Эта тенденция продолжилась. Дальнейшее варьирование и испытания побудили дальнейшее развитие научных идей, при этом получались некоторые, выглядящие столь же причудливо как изменяющееся время и изогнутое пространство относительности, или вероятностные волновые функции квантовой механики. Даже биология отбросила особую жизненную силу, которая предполагалась ранними биологами, открывая вместо неё тщательно устроенные системы невидимо маленьких молекулярных машин. Идеи, казавшиеся истинными (или близкими к истине) снова и снова оказывались ложными или не всеобъемлющими. Истинные и выглядящие истинными оказывались также различными как автомобили и холодильники.
В физических науках идеи развивались при нескольких основных правилах отбора. Сначала, ученые отбрасывают идеи, у которых нет проверяемых последствий; таким образом они предохраняют свои головы от засорения бесполезными паразитами. Во-вторых, ученые ищут замену идеям, которые не подтверждаются испытаниями. Наконец, ученые ищут идеи, которые создают возможно самый широкий диапазон точных предсказаний. Закон гравитации, например, описывает падение камня, орбиты планет, и завихрения галактик и делает точные предсказания, которые делают его широко открытым для опровержения. Его широта и точность аналогично дают ему широкую полезность, помогая инженерам и конструировать мосты, и планировать космические полёты.
Научное сообщество обеспечивает среду, в которой мимы распространяются, подталкиваемые конкуренцией и проверяемые на то, чтобы они развивались в направлении увеличения возможностей и точности. Согласие о важности проверки теорий объединяет научное сообщество при жестоких противоречиях между самими теориями.

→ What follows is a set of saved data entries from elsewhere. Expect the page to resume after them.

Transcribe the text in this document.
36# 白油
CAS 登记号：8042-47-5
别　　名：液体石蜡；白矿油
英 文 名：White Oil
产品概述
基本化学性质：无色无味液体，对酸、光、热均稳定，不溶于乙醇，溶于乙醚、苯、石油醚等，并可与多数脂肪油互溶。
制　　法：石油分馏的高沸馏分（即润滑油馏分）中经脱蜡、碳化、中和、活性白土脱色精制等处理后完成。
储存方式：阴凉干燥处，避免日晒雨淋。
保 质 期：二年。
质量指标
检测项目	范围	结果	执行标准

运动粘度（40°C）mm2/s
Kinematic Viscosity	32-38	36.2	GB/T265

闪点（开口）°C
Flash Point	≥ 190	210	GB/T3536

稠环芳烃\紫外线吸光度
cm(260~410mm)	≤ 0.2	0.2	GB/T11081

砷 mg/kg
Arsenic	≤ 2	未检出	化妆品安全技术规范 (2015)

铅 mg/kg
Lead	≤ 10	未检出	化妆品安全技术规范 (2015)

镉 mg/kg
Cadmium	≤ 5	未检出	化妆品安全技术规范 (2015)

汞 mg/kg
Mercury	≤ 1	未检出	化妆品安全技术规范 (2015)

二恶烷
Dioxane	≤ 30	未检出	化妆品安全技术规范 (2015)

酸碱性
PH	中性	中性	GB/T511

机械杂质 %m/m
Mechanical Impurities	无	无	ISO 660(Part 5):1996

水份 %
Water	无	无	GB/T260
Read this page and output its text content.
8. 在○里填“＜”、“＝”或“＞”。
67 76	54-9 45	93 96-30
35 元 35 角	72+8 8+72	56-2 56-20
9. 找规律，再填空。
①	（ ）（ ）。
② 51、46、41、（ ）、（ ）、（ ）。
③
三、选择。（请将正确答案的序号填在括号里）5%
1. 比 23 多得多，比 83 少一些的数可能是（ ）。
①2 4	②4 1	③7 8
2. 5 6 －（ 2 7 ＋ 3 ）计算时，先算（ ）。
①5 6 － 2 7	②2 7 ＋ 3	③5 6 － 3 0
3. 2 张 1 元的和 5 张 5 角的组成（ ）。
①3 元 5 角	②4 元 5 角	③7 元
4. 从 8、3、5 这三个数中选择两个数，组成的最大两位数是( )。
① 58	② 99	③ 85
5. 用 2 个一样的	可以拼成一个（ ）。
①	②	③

Неточное, ограниченное свидетельство никогда не может доказывать точную, общую теорию (как это показал Хьюм), но оно может опровергать некоторые теории, помогая тем самым ученым среди них выбирать. Подобно другим эволюционным процессам, наука создает нечто положительное (увеличивающиеся запасы полезных теорий) посредством двойного отрицания (опровержения неправильных теорий). Центральная роль отрицательного свидетельства отвечает за некоторые умственные расстройства, вызванные наукой: как средство опровержения, оно может искоренить любимые убеждения, оставляя психологический вакуум, который оно не обязательно заполняет.
По практическим меркам, конечно, много научного знания – твердое как скала, уроненная вам на ногу. Мы знаем, что Земля крутится вокруг Солнцем (хотя наши чувства подсказывают иное), потому что теория соответствует огромному количеству наблюдений, и потому что мы знаем, почему наши чувства нас обманывают. У нас есть больше, чем просто теория, что атомы существуют: мы связываем их и образуем молекулы, получаем из них свет, мы их видели под микроскопом (отчётливо), и разбивали их на куски. У нас есть больше, чем просто теория эволюции: мы наблюдали мутации и селекцию, наблюдали эволюцию в лаборатории. Мы нашли следы прошлой эволюции в камнях нашей планеты, и мы наблюдали эволюцию, которая формировала наши инструменты, наш, и идеи, содержащиеся в наших умах, включая саму идею эволюции. Научный процесс выковал универсальное объяснение многих фактов, включая факты о том, почему появились сами люди и наука.
Когда наука заканчивает опровержение теорий, оставшиеся в живых теории часто жмутся настолько близко друг к другу, что для практики разница между ними совсем не существенна. В конце концов, практическое различие между двумя оставшимися теориями могло бы быть протестировано и использовано, чтобы опровергнуть одну из них. Например, различия между современными теориями гравитации настолько тонки, что инженеры, проектирующие полеты через области гравитации космического пространства, могут о них не беспокоиться. Фактически, инженеры планируют космические полёты, пользуясь опровергнутой теорией Ньютона, потому что она проще эйнштейновской, и достаточно точна. Эйнштейновская теория гравитации пока выдержала все испытания, однако нет её абсолютного доказательства и никогда не будет. Его теория делает точные предсказания обо всё и везде (по крайней мере в том, что касается вопросов гравитации), но учёные где-то могут только делать приближённые измерения некоторых объектов. И, как отмечает Карл Поппер, можно всегда изобрести теорию, настолько похожую на другую, что существующие факты не смогут их различить.
Хотя дебаты в средствах массовой информации подчёркивают шаткость и спорность границ знания, способность науки установить согласие остается очевидной. Где еще есть согласие по такому большому кругу вопросов, и которое растёт также устойчиво и по всему миру? Конечно не в политике, религии, или искусстве. В действительности главный соперник науки – её родственник – технология, которая также развивается через новые идеи и тщательную их проверку.